Painful water situation
Miss Mary stood still for a few minutes vacillating as she tried to psyche up herself for the task ahead. She replayed her proposed activity several times, but vivid memories of the severe pains that were to come and linger for many days, perhaps even weeks and months, daunted her. So she stared, contemplated, hesitated and took several deep breaths before finally committing to the job that she must do.
Every muscle, joint, ligament and tendon screamed their protestation as she leaned forward. Her knees sent sharp barbs of pain to her brain and she groaned in unison with the creaks emanating from her hot and swollen joints. Her back and shoulders made audible noises as she continued her slow but determined flex towards the object waiting silently, almost jeeringly near her tired feet.
No one else was home at this time of day. She was alone, and afraid of what could happen if things went wrong. What if her heart gave out? What if her knees failed her? What if her back snapped? What if her shoulders, elbows or wrists got dislocated? What if she fell?! What if, what if? But, she had no choice ... she had to do what must be done, and now was as good a time as any. Or was it as bad a time as any? Only time would tell, I suppose.

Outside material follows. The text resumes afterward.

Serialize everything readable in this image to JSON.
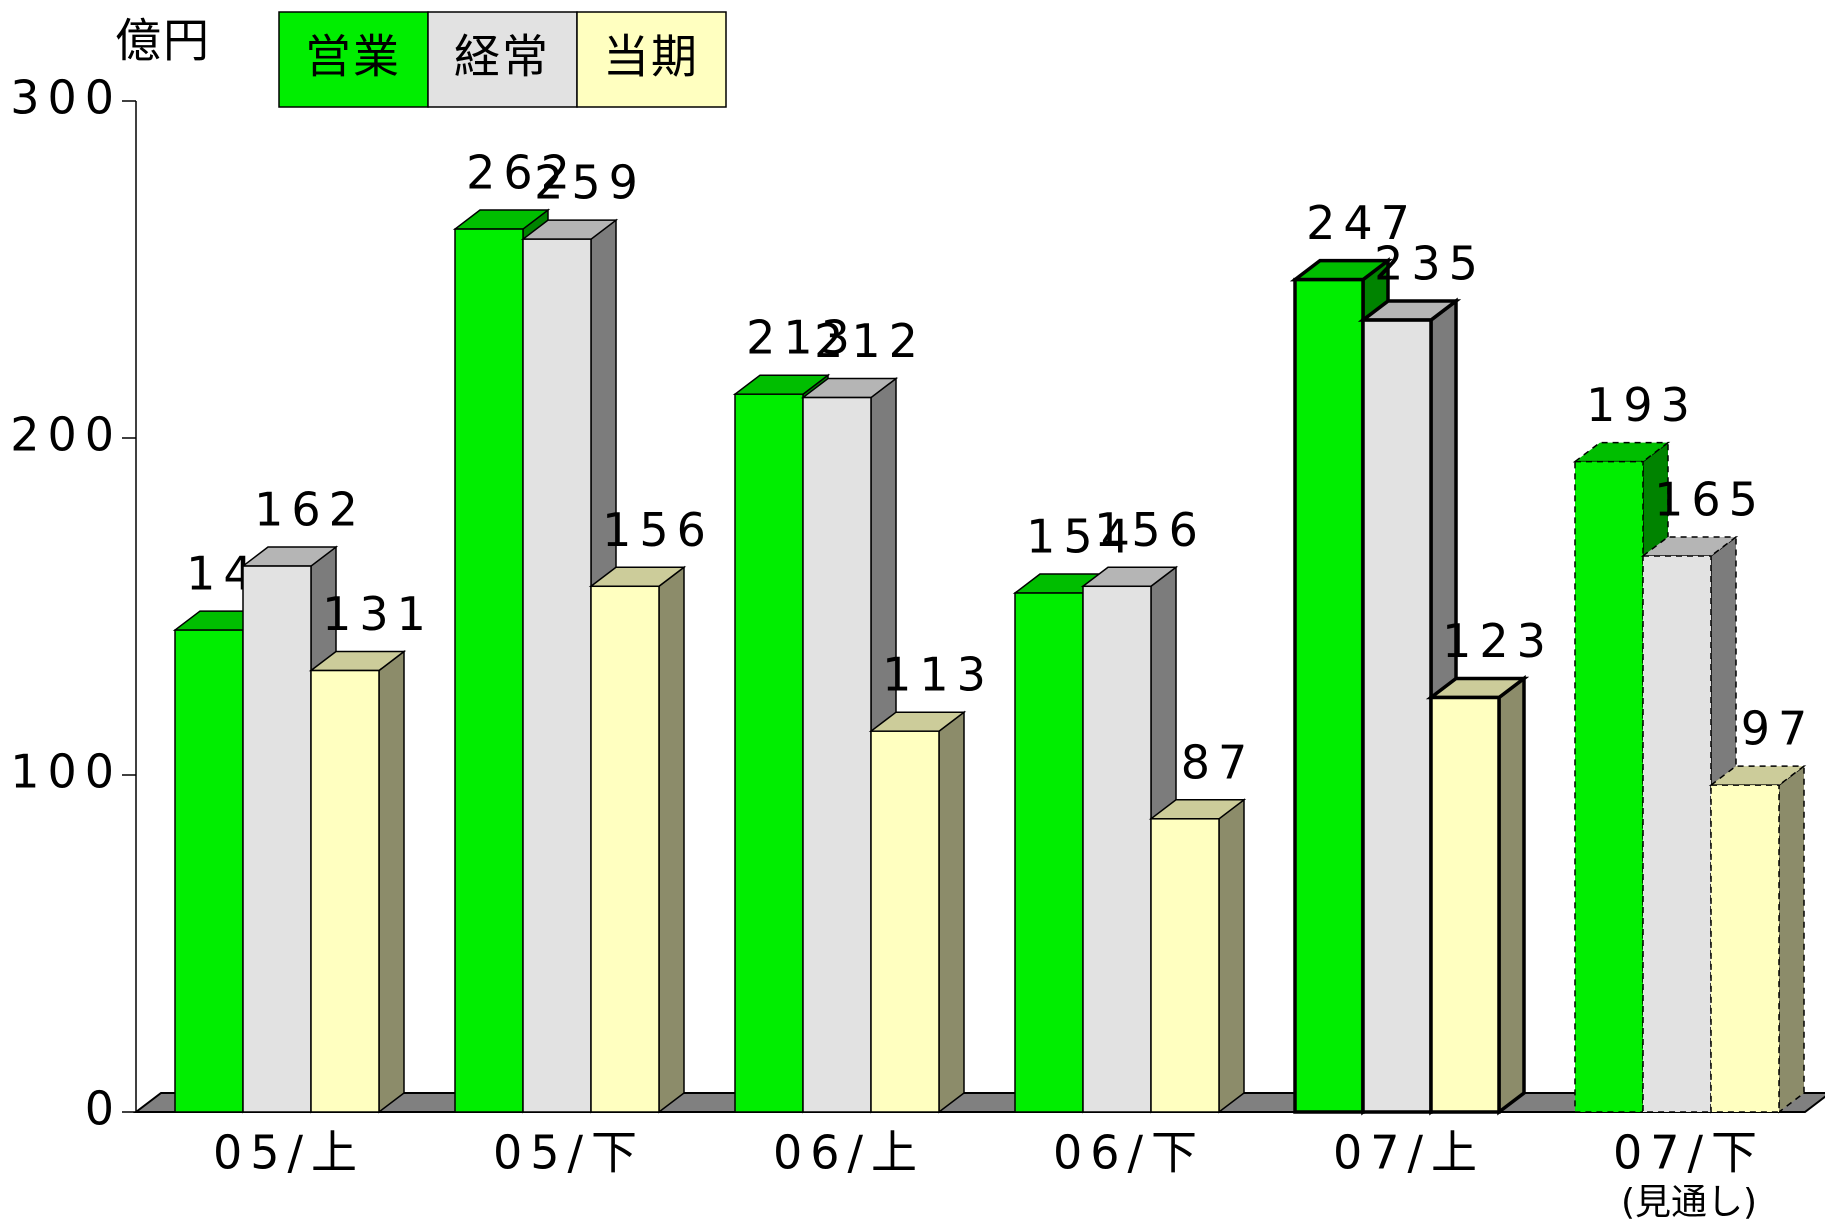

Finally, Miss Mary reached her goal and she grasped the plastic handle of the water bucket firmly. Her grip wasn't nearly as strong as it was 30 or even 20 years ago; nonetheless, she held on tightly and gave it a pull, but, aided and abetted by gravity, it fought her efforts at lifting it off the floor. Miss Mary prevailed but as the water sloshed around, she felt the weight tugging at her lower back, neck, middle back, hips, shoulders, knees and ankles ... but she hung on, turned and began her ascent up the steep flight of stairs, one painful step at a time. The pain was so bad that she knew she would suffer for weeks to come.
Water barely reaches some homes (sometimes only occasionally) and the pressure is often so low that it can't fill a tank/container placed at ground level, let alone find its way upstairs. Many people have been forced to lift heavy vessels with this precious commodity all over the place - inside, upstairs, uphill, to wash, cook, bathe or flush toilets. Some have opted to make countless trips in order to circumvent lifting weighty containers.
Because of the drought, I've been seeing patients with exacerbated osteoarthritis, disc prolapse, sciatica, spondylitis and/or spondylothisthesis. Others have emerging fasciitis, tendonitis, tenosynovitis, bursitis, capsulitis, muscle and/or ligament strain. These victims represent both genders, are of varying ages and from all social strata. The compromised hygiene, distress, discomfort and financial burden of this drought are remarkable.
People's lives and schedules currently revolve around the availability of water. Manufacturers of plastic water tanks can barely keep pace with the demand for their products. Plumbing and trucking companies are kept busy supplying consumers with the means to store and retrieve water.
People are now paying exorbitant bills for air pushed through their meters ahead of the water as it rushes to briefly alleviate thirsty households.
And, in spite of all this, we still have the same old catchment areas, the same old feeder systems, and the same ancient and leaky pipes with no serious long-term plans for drought relief. Our water situation is painful in more ways than one.